En retrospectiva, me acuerdo de otra secuencia del primer episodio de Dead Ringers. Una mujer negra acaba de dar a luz, pero al darse cuenta de que ha habido complicaciones, su nervioso marido pide una rápida intervención médica al doctor más cercano. Aunque no es un profesional de la medicina, sabe que algo no va bien con su mujer. Beverly, a merced del ajetreado hospital neoyorquino y de todo su drama burocrático, intenta intervenir, sólo para que otro médico la ahuyente. La mujer muere horas después de dar a luz y lo único que queda son sus sábanas ensangrentadas. El hospital sigue adelante, pero los gemelos Mantel no.
Ver a alguien pedir ayuda a un médico para que sus quejas sean ignoradas, mientras le hacen sentir que la situación está perfectamente bien, me pareció inquietantemente relacionado con mi propia experiencia con los tratamientos de fertilidad y el complicado parto de mi mujer. A pesar de lo devastadora que es esta escena y su realidad cotidiana, fue reconfortante ver en la pantalla la clara luz de gas y la crueldad de los profesionales. A menudo he tenido la sensación de que mis preguntas sobre tratamientos y procedimientos no han sido tenidas en cuenta o, lo que es peor, me han hecho sentir que debería callarme y escuchar. La escena fue incómoda y a la vez reconfortante.

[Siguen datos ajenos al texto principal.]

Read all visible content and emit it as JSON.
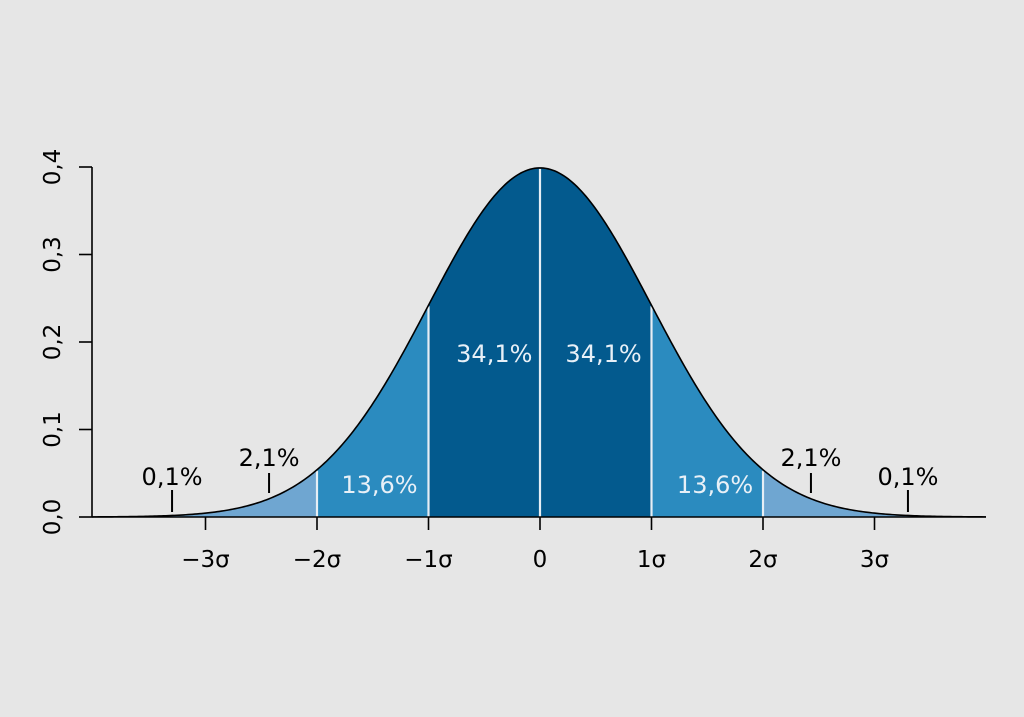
{
  "chart_data": {
    "type": "area",
    "title": "",
    "xlabel": "",
    "ylabel": "",
    "function": "standard normal probability density",
    "xlim": [
      -4,
      4
    ],
    "ylim": [
      0,
      0.4
    ],
    "x_ticks": [
      {
        "x": -3,
        "label": "−3σ"
      },
      {
        "x": -2,
        "label": "−2σ"
      },
      {
        "x": -1,
        "label": "−1σ"
      },
      {
        "x": 0,
        "label": "0"
      },
      {
        "x": 1,
        "label": "1σ"
      },
      {
        "x": 2,
        "label": "2σ"
      },
      {
        "x": 3,
        "label": "3σ"
      }
    ],
    "y_ticks": [
      {
        "y": 0.0,
        "label": "0,0"
      },
      {
        "y": 0.1,
        "label": "0,1"
      },
      {
        "y": 0.2,
        "label": "0,2"
      },
      {
        "y": 0.3,
        "label": "0,3"
      },
      {
        "y": 0.4,
        "label": "0,4"
      }
    ],
    "bands": [
      {
        "from": -4,
        "to": -3,
        "percent": 0.1,
        "label": "0,1%",
        "color": "#6fa6d1"
      },
      {
        "from": -3,
        "to": -2,
        "percent": 2.1,
        "label": "2,1%",
        "color": "#6fa6d1"
      },
      {
        "from": -2,
        "to": -1,
        "percent": 13.6,
        "label": "13,6%",
        "color": "#2b8bbf"
      },
      {
        "from": -1,
        "to": 0,
        "percent": 34.1,
        "label": "34,1%",
        "color": "#035a8e"
      },
      {
        "from": 0,
        "to": 1,
        "percent": 34.1,
        "label": "34,1%",
        "color": "#035a8e"
      },
      {
        "from": 1,
        "to": 2,
        "percent": 13.6,
        "label": "13,6%",
        "color": "#2b8bbf"
      },
      {
        "from": 2,
        "to": 3,
        "percent": 2.1,
        "label": "2,1%",
        "color": "#6fa6d1"
      },
      {
        "from": 3,
        "to": 4,
        "percent": 0.1,
        "label": "0,1%",
        "color": "#6fa6d1"
      }
    ],
    "grid": false,
    "legend": "none"
  }
}
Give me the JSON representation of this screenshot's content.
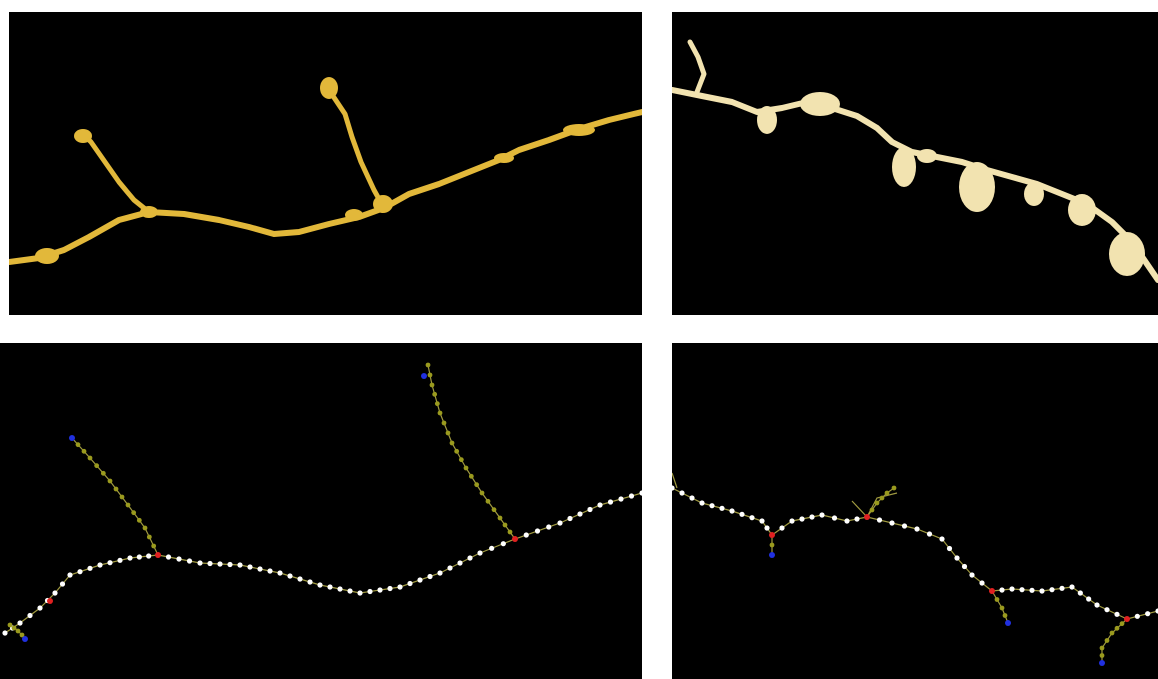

Dead Ringers presenta estos momentos oscuros como parte integrante de la comprensión del sistema sanitario actual y conecta nuestros horrores actuales aceptados con la sórdida historia del campo de la obstetricia y la ginecología. Se presenta a un personaje que recuerda al Dr. J. Marion Sims (el "padre de la ginecología" estadounidense) y el público se entera de que, en el siglo XIX, experimentó y torturó a mujeres negras esclavizadas sin su permiso, sin anestesia y sin analgésicos. Cuando la serie introdujo esta información histórica, no me sentí insensibilizada ante los espeluznantes detalles del parto y los tratamientos de fertilidad. Al contrario, me enfadé por no tener conocimientos prácticos de un campo que afectaba tan de cerca a mi vida. Quizá no me habría cuestionado constantemente si hubiera comprendido mejor la historia del silenciamiento y el desprecio por el dolor y la autonomía corporal.
Si hubiera conocido la brutal historia de los tratamientos de fertilidad y del campo de la obstetricia y la ginecología, probablemente me habría sentido más capacitada para tomar una decisión diferente sobre mi propio cuerpo. Ver "Dead Ringers" no cambió mi historial médico, pero sí puso de manifiesto varios hechos crudos relacionados con la fertilidad, el embarazo y el parto que los principales medios de comunicación han ignorado en gran medida. Si hubiera sabido la verdad, habría pedido lo que quería y obtenido lo que merecía.